From Patchwork to Network: Serving the Whole Veteran

As former Undersecretary of Defense for Policy Michèle Flournoy once said, “Veterans don’t come home to federal agencies; they come home to communities.”

Yesterday marked the 100th anniversary of the armistice ending World War I. Over 4.7 million Americans served in the military during that war, with about 2.8 million serving overseas. Today, the U.S. has been at war for 17 years in the wake of 9/11 terrorist attacks, with 3.5 million Americans having served in post-9/11 conflicts.

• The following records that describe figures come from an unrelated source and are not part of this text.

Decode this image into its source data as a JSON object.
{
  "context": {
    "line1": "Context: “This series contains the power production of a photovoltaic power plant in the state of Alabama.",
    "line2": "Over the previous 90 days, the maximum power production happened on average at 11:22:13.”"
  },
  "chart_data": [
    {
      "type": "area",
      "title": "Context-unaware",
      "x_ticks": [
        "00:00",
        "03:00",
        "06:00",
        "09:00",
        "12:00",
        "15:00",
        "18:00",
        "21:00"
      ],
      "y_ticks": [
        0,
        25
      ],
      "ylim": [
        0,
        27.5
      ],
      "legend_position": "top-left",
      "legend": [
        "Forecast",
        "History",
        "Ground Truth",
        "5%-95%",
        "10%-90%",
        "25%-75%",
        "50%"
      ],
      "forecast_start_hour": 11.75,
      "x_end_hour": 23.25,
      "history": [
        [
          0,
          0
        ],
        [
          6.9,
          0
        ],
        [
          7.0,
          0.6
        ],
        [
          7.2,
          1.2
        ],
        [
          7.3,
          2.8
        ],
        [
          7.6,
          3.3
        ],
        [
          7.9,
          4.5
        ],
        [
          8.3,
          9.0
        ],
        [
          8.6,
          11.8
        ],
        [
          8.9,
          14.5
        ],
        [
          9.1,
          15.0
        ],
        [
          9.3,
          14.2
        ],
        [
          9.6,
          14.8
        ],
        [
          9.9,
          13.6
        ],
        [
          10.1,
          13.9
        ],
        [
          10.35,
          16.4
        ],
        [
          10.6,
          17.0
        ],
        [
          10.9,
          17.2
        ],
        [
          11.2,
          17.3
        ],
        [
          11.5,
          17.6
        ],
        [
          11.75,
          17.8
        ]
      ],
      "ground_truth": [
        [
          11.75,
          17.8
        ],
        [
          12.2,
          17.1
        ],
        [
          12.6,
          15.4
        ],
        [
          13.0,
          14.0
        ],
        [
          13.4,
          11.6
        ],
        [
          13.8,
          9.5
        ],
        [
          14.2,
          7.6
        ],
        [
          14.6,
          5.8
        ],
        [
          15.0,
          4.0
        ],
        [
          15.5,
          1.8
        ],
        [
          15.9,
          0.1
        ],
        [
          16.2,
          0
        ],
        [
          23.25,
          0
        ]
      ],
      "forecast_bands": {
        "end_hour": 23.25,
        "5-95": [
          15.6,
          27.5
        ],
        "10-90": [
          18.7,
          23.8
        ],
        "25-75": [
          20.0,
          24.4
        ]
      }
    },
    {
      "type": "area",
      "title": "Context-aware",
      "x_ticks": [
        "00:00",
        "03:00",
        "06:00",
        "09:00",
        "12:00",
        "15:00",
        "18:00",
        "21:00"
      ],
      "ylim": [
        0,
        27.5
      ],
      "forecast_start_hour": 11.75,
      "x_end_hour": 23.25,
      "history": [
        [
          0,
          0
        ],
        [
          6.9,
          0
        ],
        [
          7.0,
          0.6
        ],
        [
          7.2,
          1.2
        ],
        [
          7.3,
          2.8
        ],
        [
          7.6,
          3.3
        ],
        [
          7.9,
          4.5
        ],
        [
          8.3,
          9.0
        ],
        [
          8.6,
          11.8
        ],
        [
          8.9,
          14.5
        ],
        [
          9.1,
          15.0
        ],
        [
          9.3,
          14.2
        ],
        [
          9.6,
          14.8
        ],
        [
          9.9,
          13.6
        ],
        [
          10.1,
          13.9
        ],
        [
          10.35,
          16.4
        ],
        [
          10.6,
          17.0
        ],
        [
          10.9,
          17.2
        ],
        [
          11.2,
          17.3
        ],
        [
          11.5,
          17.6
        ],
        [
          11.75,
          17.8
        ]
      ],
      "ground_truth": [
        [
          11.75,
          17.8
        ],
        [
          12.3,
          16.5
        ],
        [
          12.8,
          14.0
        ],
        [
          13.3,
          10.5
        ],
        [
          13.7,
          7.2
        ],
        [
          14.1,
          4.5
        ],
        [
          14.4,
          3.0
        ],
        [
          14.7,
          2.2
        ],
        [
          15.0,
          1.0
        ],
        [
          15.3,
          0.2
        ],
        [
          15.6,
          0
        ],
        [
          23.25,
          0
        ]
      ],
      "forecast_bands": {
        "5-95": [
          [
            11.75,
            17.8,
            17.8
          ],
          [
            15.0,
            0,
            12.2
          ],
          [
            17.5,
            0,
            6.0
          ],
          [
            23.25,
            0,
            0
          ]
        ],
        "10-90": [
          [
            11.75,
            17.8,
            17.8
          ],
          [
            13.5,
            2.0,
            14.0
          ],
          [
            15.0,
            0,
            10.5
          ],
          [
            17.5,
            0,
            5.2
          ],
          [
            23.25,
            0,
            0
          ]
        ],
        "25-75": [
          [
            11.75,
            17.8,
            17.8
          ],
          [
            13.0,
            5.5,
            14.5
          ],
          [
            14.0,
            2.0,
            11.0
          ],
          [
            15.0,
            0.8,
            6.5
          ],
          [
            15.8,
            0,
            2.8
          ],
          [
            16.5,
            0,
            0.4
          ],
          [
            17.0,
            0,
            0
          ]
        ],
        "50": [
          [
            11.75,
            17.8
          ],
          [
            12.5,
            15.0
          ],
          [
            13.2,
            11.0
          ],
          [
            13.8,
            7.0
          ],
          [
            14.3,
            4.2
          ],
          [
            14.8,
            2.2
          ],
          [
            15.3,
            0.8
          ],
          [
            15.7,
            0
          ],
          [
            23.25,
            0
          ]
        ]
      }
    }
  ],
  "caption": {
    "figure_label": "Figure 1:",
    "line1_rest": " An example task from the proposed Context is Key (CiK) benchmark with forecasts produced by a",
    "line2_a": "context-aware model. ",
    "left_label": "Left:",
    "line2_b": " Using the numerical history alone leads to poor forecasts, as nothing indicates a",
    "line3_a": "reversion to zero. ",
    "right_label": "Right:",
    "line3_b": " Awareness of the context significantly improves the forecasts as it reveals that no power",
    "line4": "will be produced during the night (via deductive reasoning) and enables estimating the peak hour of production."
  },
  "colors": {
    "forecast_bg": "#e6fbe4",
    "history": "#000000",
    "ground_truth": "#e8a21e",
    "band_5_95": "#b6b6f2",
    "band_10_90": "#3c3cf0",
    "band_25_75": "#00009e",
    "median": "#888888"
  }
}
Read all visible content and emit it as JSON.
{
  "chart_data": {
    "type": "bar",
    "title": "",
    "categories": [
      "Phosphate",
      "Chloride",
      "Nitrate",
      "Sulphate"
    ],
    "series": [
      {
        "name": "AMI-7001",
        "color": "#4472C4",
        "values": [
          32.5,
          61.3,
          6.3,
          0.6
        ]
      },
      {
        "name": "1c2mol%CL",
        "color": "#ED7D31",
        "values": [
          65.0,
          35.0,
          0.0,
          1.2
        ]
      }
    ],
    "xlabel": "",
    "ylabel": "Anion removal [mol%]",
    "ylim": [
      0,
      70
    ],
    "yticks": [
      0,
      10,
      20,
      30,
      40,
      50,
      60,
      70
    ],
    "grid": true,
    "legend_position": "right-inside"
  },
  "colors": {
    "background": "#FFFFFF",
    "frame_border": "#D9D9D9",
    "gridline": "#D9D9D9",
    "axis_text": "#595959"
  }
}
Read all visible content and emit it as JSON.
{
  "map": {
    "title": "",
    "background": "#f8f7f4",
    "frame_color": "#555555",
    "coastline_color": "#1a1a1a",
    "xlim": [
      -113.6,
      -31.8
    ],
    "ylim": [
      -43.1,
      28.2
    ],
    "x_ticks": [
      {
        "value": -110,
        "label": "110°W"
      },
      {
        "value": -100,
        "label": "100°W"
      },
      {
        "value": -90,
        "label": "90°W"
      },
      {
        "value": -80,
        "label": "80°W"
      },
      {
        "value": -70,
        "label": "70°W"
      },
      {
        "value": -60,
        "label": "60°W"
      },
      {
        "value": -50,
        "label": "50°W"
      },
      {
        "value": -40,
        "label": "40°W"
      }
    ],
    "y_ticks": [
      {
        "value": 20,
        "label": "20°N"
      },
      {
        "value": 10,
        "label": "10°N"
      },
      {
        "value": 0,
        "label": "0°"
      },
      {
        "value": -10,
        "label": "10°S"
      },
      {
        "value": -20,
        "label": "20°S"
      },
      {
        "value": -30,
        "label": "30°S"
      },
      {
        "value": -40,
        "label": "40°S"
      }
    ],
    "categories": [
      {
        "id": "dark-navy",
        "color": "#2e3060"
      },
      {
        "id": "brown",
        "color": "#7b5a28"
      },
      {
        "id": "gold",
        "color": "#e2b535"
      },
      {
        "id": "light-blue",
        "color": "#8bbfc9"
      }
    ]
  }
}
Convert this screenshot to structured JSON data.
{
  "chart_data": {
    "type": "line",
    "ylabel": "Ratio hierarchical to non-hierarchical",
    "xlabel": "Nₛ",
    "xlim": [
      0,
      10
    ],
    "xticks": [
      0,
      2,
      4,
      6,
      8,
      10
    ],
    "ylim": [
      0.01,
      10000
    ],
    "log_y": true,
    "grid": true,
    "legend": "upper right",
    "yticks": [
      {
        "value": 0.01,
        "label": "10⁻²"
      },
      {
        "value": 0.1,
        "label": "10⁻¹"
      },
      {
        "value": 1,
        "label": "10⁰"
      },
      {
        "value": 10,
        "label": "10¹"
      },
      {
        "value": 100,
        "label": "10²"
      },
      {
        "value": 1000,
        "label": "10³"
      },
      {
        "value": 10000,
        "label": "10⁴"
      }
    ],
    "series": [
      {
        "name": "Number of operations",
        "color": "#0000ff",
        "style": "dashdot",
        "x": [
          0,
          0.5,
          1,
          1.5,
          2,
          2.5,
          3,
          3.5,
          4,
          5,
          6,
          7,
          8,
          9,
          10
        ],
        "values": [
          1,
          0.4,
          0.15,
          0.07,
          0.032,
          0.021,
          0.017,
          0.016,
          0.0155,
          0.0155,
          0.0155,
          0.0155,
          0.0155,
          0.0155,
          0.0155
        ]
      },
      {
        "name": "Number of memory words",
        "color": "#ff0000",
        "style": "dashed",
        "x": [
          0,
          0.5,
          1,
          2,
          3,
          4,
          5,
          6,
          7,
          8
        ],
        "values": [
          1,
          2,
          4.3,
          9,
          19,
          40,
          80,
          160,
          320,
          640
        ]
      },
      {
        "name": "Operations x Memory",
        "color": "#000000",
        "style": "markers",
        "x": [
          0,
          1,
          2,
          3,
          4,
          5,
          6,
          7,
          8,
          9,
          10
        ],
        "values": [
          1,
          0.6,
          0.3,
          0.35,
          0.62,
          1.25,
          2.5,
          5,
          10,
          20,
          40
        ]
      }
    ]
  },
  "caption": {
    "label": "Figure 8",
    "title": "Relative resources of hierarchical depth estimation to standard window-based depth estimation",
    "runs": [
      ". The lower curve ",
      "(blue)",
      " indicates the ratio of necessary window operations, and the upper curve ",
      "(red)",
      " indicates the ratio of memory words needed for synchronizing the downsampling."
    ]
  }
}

Over the past century, a patchwork of organizations and services have evolved to support returning veterans and their families. The Veterans Affairs Department is of course largest and most well-known, but other federal agencies also provide services, including the departments of Defense, Labor, Education, Health and Human Services and the Small Business Administration. States and many localities, along with more than 40,000 veteran-serving nonprofits and other charitable institutions also provide a wide range of services and care.

Given this bewildering array, how can a veteran sort out what’s helpful? And how can public and private entities best prioritize their resources to be effective? A new report for the IBM Center by researchers at Syracuse University’s Institute for Veterans and Military Families offers a set of building blocks to transform this patchwork into a network.

An Enterprise Approach   

The VA has crafted a compelling strategic plan for how it will serve veterans. But the report’s authors note: “no mechanism exists to establish priorities, resources, and responsibilities across the federal government and align federal efforts with those of the broader public (state and local), private, and non-profit sectors working to serve the veteran community.” They found that current federal efforts to support veterans focus on one or a small handful of issues facing veterans—suicide prevention, opioid addiction, homelessness, job training—and not the whole person. This doesn’t meet the needs of veterans and it doesn’t adequately engage the many community-level resources available.

The authors examined how other policy domains, such as national security, foreign affairs, homeland security, and energy, address complex issues and found that they applied an enterprise approach—coordinated planning and governance that spanned organizational boundaries.

“What is needed is an enterprise approach that reaches beyond the VA to encompass veterans services and care across the federal government, and promote robust federal connections to community-level action,” the authors concluded. To do this, they identified five building blocks, and the actions required to implement them:

  1. An Appropriate Inter-Agency Collaboration Mechanism. This must sustain leadership engagement and participation, effective cross-agency planning and collaboration, and accountability for implementation actions. The White House should establish an interagency group on veterans’ services and care that would align existing federal policy, multi-agency councils, task forces, committees, and programs across the federal government, under the direction of the White House Domestic Policy Council.
  2. A Comprehensive Vision for Delivering Effective Services and Care. The challenge of supporting veterans is multi-dimensional and should be defined in terms of holistically meeting a range of needs—such as health, education, employment, family support and housing—rather than addressing each need in isolation. The proposed interagency group would develop a “whole of nation” enterprise approach organized in a veteran-centric fashion.
  3. A Coordinated Set of Agency Core Competencies. The interagency group should develop an inventory of existing federal programs and “journey maps” to understand how veterans interact with various federal services in order to rethink the roles, missions, and responsibilities of different agencies and programs. Agency responsibilities would be allocated based on expertise, capabilities, and mission focus.
  4. A Robust Engagement Strategy with Community-Level Stakeholders. Agencies involved with the interagency group should increase the use of “business models that promote localized innovation, coordination, and bottom-up engagement in communities,” according to the report.
  5. The Effective Use of Technology and Data. An important step would be to coordinate disparate data sharing initiatives and prioritize greater flexibility and interoperability across federal, state, local, and nonprofit entities serving veterans.

The authors conclude that benefits and services for veterans are insufficient to meet the range of needs veterans experience. Many of these needs are social or local in nature, as summed up in a quote by former Undersecretary of Defense for Policy Michèle Flournoy:

“Veterans don’t come home to federal agencies; they come home to communities, and meeting their greatest needs often falls on the shoulders of county and city organizations.”

As such, communities must serve as the center of gravity in delivering care and supportive services. The existing patchwork of programs and services therefore need to be woven into a community-centric network.